Когда от моей семьи ничего не осталось, ко мне приставала баба-психолог из сиротского комитета — боялась, что я покончу с собой. Она была страшной дурой, хоть и молодой и достаточно симпатичной. Одноклассницы тоже лезли ко мне с ничтожными утешениями. И после школы это продолжалось. Как узнает кто-нибудь, что у меня нет родителей, так сразу начинает... Они даже не пытались понять меня, ибо им было наплевать. Захоти хоть кто-то из них действительно мне помочь, он сделал бы интеллектуальное усилие, напряг бы чуть-чуть воображение, и сей же миг понял, что я во тьме — а такому человеку словами не поможешь. Но воображение они не напрягали... Свиньи... Никто из них не был моим другом, и никто им так и не стал. Просто все они считали долгом сказать мне какую-нибудь тошнотворную пошлость.

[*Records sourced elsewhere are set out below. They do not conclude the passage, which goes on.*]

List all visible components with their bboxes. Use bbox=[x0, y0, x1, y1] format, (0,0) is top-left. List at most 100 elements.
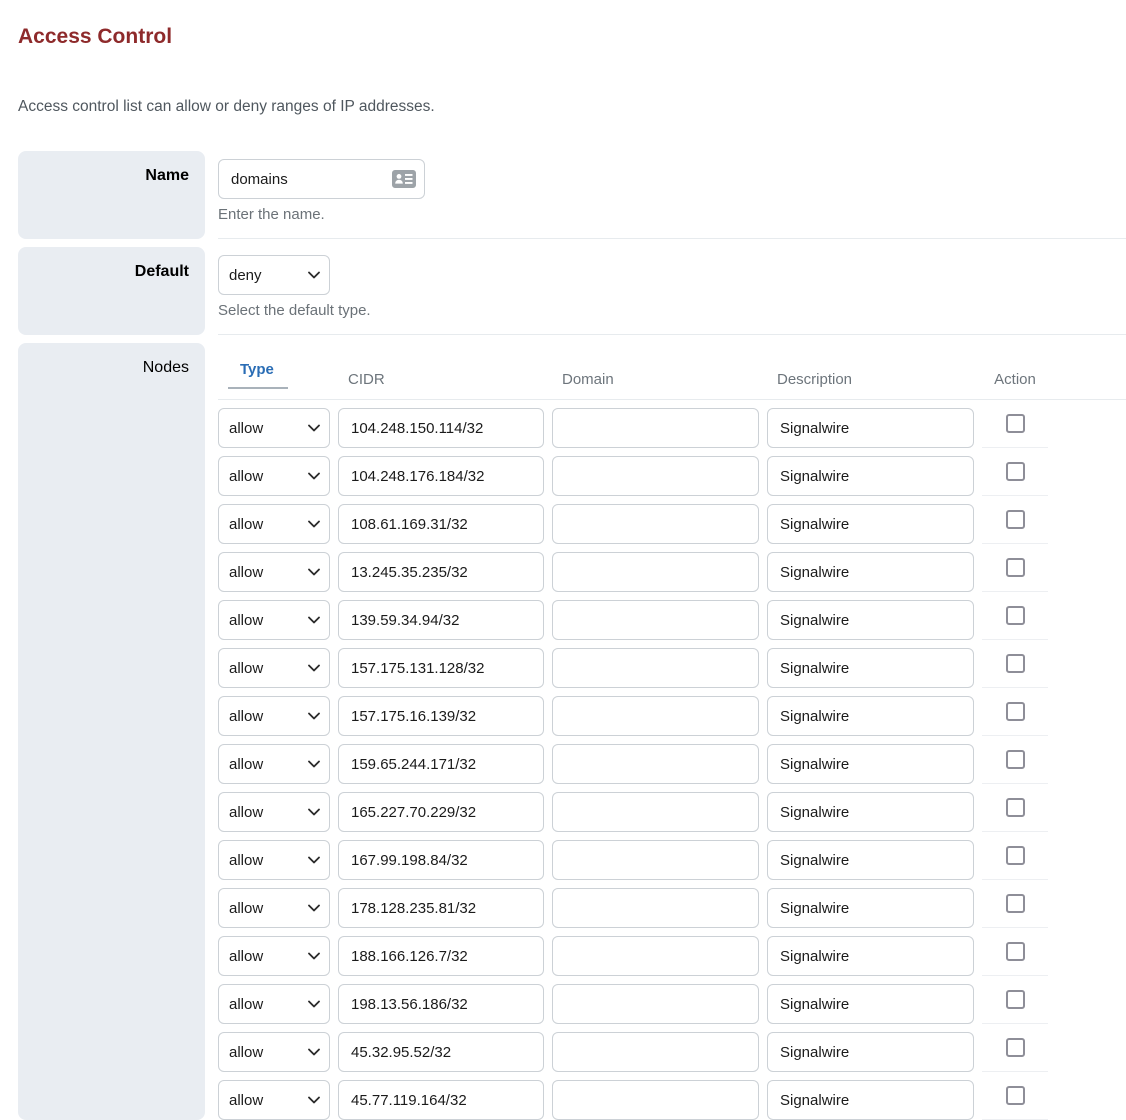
description-input[interactable] bbox=[767, 792, 974, 832]
cidr-input[interactable] bbox=[338, 840, 544, 880]
domain-input[interactable] bbox=[552, 600, 759, 640]
cidr-input[interactable] bbox=[338, 600, 544, 640]
action-cell bbox=[982, 976, 1048, 1024]
cidr-input[interactable] bbox=[338, 792, 544, 832]
cidr-input[interactable] bbox=[338, 984, 544, 1024]
access-control-page: Access Control Access control list can a… bbox=[0, 0, 1126, 1120]
type-select-wrap: allow bbox=[218, 504, 330, 544]
sort-type-header[interactable]: Type bbox=[228, 361, 288, 389]
type-select[interactable]: allow bbox=[218, 552, 330, 592]
row-checkbox[interactable] bbox=[1006, 1038, 1025, 1057]
domain-input[interactable] bbox=[552, 1032, 759, 1072]
row-checkbox[interactable] bbox=[1006, 654, 1025, 673]
type-select-wrap: allow bbox=[218, 600, 330, 640]
table-row: allow bbox=[218, 832, 1126, 880]
description-input[interactable] bbox=[767, 600, 974, 640]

Да-а... А женщины, которым я нравился, считали меня несчастным и пытались подсунуть себя в качестве утешения.
«Что тебе от меня надо?» — повторил я. Вельда неправильно меня воспринимала — это верно.
Ко мне пришло смелое решение. «Всё ещё не кончено, — подумал я, смакуя его. — Всё ещё только начинается. У меня осталась третья попытка, и я прекрасно знаю, на что её употребить. Я задам Вельде вопрос, на который она не сможет ответить отрицательно. Но надо немного подождать. Совсем чуть-чуть».
***
Время ждать ещё не подошло. Скоро подойдёт, но пока — пока вино в графине кончилось, а делать нечего. Я, однако, не унывал и отправился вместе с Антоном на утреннюю куэрмэ, куда приглашал меня главный жрец Энгора.
Куэрмэ — это всего-навсего двухчасовая служба. Утром первая её часть, на которой должны присутствовать все служители Энгора, проводилась в Малом Оромардэ Храма. Малый Оромардэ представлял собою длинный и узкий зал с тёмно-зелёными стенами, винтовыми колоннами и без окон. Он походил на станцию метро. Освещали зал голубые магические шары. В одном его торце располагался анно — главный вход, а в другом — что-то вроде распятия. К стрелкам гигантских золотых часов была прикована золотая же человеческая фигура в рваной одежде. Голова её была опущена, длинные волосы свисали вниз, а лица у человека не было — только гладкая блестящая поверхность. Циферблат часов был овальный, делений на нём было не двенадцать, а шестнадцать, и вместо цифр на него были нанесены таинственные знаки.
На стенах зала на расстоянии метров четырёх друг от друга на высоте человеческого роста были развешаны культовые изображения, выточенные на прямоугольных кусках белого мрамора и раскрашенные. Величиной они были не больше альбомной фотографии. Поскольку к нашему с Антоном приходу зал уже наполнился, рассмотреть мне удалось только одно из этих изображений. На нём девочка, державшая в руках розу, смотрела на часы, закреплённые на столбе, наподобие фонарного. На циферблате часов было шестнадцать делений. С розы осыпались лепестки и, не долетая до дорожных булыжников, на которых стояла девочка, превращались в чёрный пепел. На заднем плане то ли разгорался рассвет, то ли догорал закат. Изображение выглядело очень простым, словно бы его нарисовал ребёнок, но я не знал, какое в него вложено значение, и не стал спешить с оценками.